Two Island women convicts sue in Colorado sex case
By Kevin Dayton
Advertiser Big Island Bureau
Two Hawai'i women convicts who allege they were sexually assaulted in a private women's prison in Colorado last year have sued Hawai'i prison officials, the company that runs the prison and a former corrections officer.
The suit filed by Honolulu lawyer Myles Breiner in federal District Court in Denver alleges the state of Hawai'i should have known conditions were unsafe for the Hawai'i women inmates at Brush Correctional Facility, and was negligent for failing to prevent the assaults.
Inmates Jacqueline Overturf, 36, and Christina Riley, 25, reported they were assaulted in the Brush Correctional Facility law library on the evening of Jan. 8, 2005.
The inmates claim guard Russell E. Rollison, an employee of prison operator GRW Corp., pushed one of the women against a wall and threatened to write up both inmates for misconduct if they did not perform a sex act for him.

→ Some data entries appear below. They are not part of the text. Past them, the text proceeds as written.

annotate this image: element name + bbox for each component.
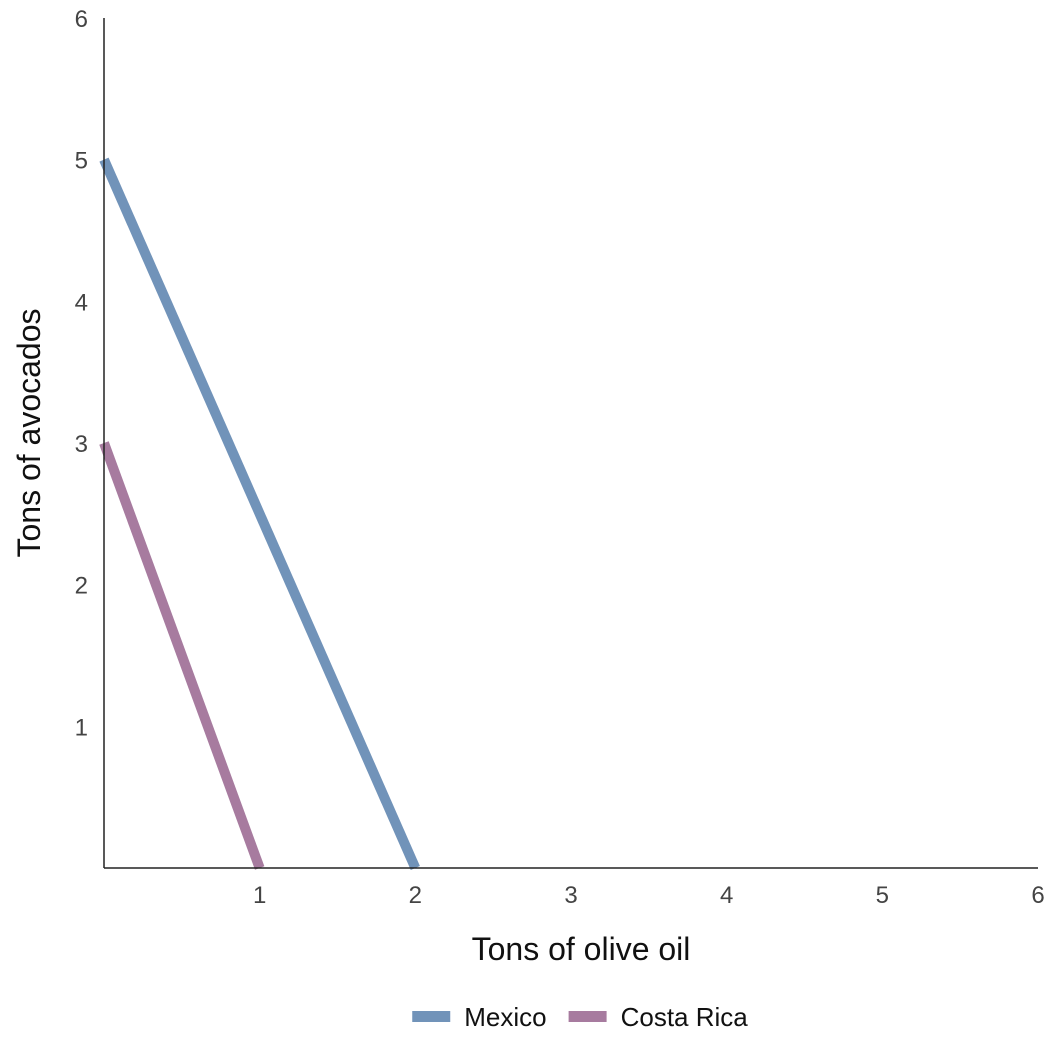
series-layer [99,157,420,871]
legend-swatch [568,1011,607,1022]
y-tick-label: 4 [75,289,88,316]
y-tick-label: 1 [75,714,88,741]
x-axis-title: Tons of olive oil [472,931,691,967]
y-tick-label: 2 [75,573,88,600]
y-axis-ticks: 1 2 3 4 5 6 [75,6,88,741]
legend-swatch [412,1011,451,1022]
legend: Mexico Costa Rica [412,1002,748,1032]
x-tick-label: 1 [253,882,266,909]
x-tick-label: 2 [409,882,422,909]
legend-item: Costa Rica [568,1002,749,1032]
legend-item: Mexico [412,1002,547,1032]
legend-label: Mexico [464,1002,546,1032]
x-tick-label: 5 [876,882,889,909]
legend-label: Costa Rica [621,1002,749,1032]
x-tick-label: 4 [720,882,733,909]
y-axis-title: Tons of avocados [11,308,47,557]
y-tick-label: 6 [75,6,88,33]
y-tick-label: 3 [75,431,88,458]
y-tick-label: 5 [75,148,88,175]
x-tick-label: 3 [564,882,577,909]
x-axis-ticks: 1 2 3 4 5 6 [253,882,1045,909]
series-line-costa-rica [99,441,265,870]
x-tick-label: 6 [1031,882,1044,909]
series-line-mexico [99,157,420,871]
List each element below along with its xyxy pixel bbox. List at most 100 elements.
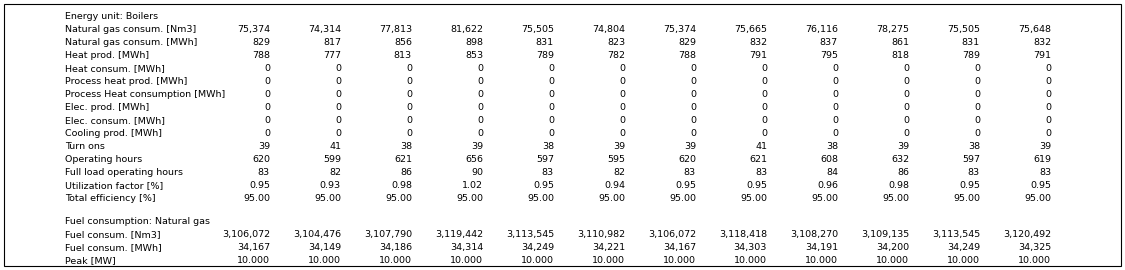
Text: 34,303: 34,303	[734, 243, 767, 252]
Text: 90: 90	[471, 168, 483, 177]
Text: 0: 0	[548, 64, 554, 73]
Text: 10.000: 10.000	[734, 256, 767, 265]
Text: 10.000: 10.000	[450, 256, 483, 265]
Text: 0.95: 0.95	[1030, 181, 1051, 190]
Text: 76,116: 76,116	[806, 25, 838, 34]
Text: 0: 0	[832, 129, 838, 138]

Breiner said one of the inmates saved semen from the encounter that was later turned over to investigators with the Colorado Department of Corrections.
Rollison resigned and was charged with two counts of felony sexual contact with an inmate in a penal institution, but pleaded guilty earlier this year to a reduced charge of menacing with a real or simulated weapon, which is also a felony.
He was sentenced last month to two years' probation and 60 hours of community service, according to Colorado court records.
Deputy Attorney General Diane Taira declined comment because lawyers for the state have not yet seen the lawsuit.
Gil Walker, chief executive officer of the Tennessee-based GRW, also declined comment on the lawsuit yesterday because he had not seen it. GRW operates prisons in Colorado, Missouri and Kansas.
Brush prison officials have said the sex was consensual and that the inmates were using the incident to get transferred back to Hawai'i and as the basis for a lawsuit.
Walker said yesterday the prison's inquiry into the case revealed that Rollison was "a willing participant, but we know that (the inmates) perpetrated it, that it was planned."
Breiner denied the inmates were involved in any "enticement" of the corrections officer.
"This was a deliberate criminal conduct by a senior correctional officer against my clients. They were raped, and it makes no difference whether they were inmates or not, they were raped and abused," he said.
The suit also alleges women who complained they had been sexually assaulted at the prison were punished, including Overturf and Riley. The two Hawai'i inmates were locked in solitary confinement for 37 days, according to the suit.
The allegations of the two Hawai'i inmates became public when Colorado authorities launched an investigation into charges of sexual misconduct involving prison staff and a total of eight inmates from Colorado, Wyoming and Hawai'i.
Another former Brush guard, Fredrick Woller, pleaded guilty in February to misdemeanor harassment of a Wyoming inmate and was fined $200; and former Brush Warden Rick Soares resigned and pleaded guilty in August to a misdemeanor false reporting charge in connection with Woller's case.
The Hawai'i inmates were moved last year from the Colorado prison to the Otter Creek Correctional Center in Wheelwright, Ky., which is operated by Corrections Corp. of America.
Overturf was returned to Hawai'i, where she is serving a sentence at the Women's Community Correctional Center in Kailua for drug offenses. Riley has been released on parole after serving prison time for theft, forgery, burglary and fraudulent use of a credit card. Both are undergoing counseling for the assault, Breiner said.
The lawsuit does not specify how much in monetary damages the women are seeking, but does say the amount sought is larger than $150,000.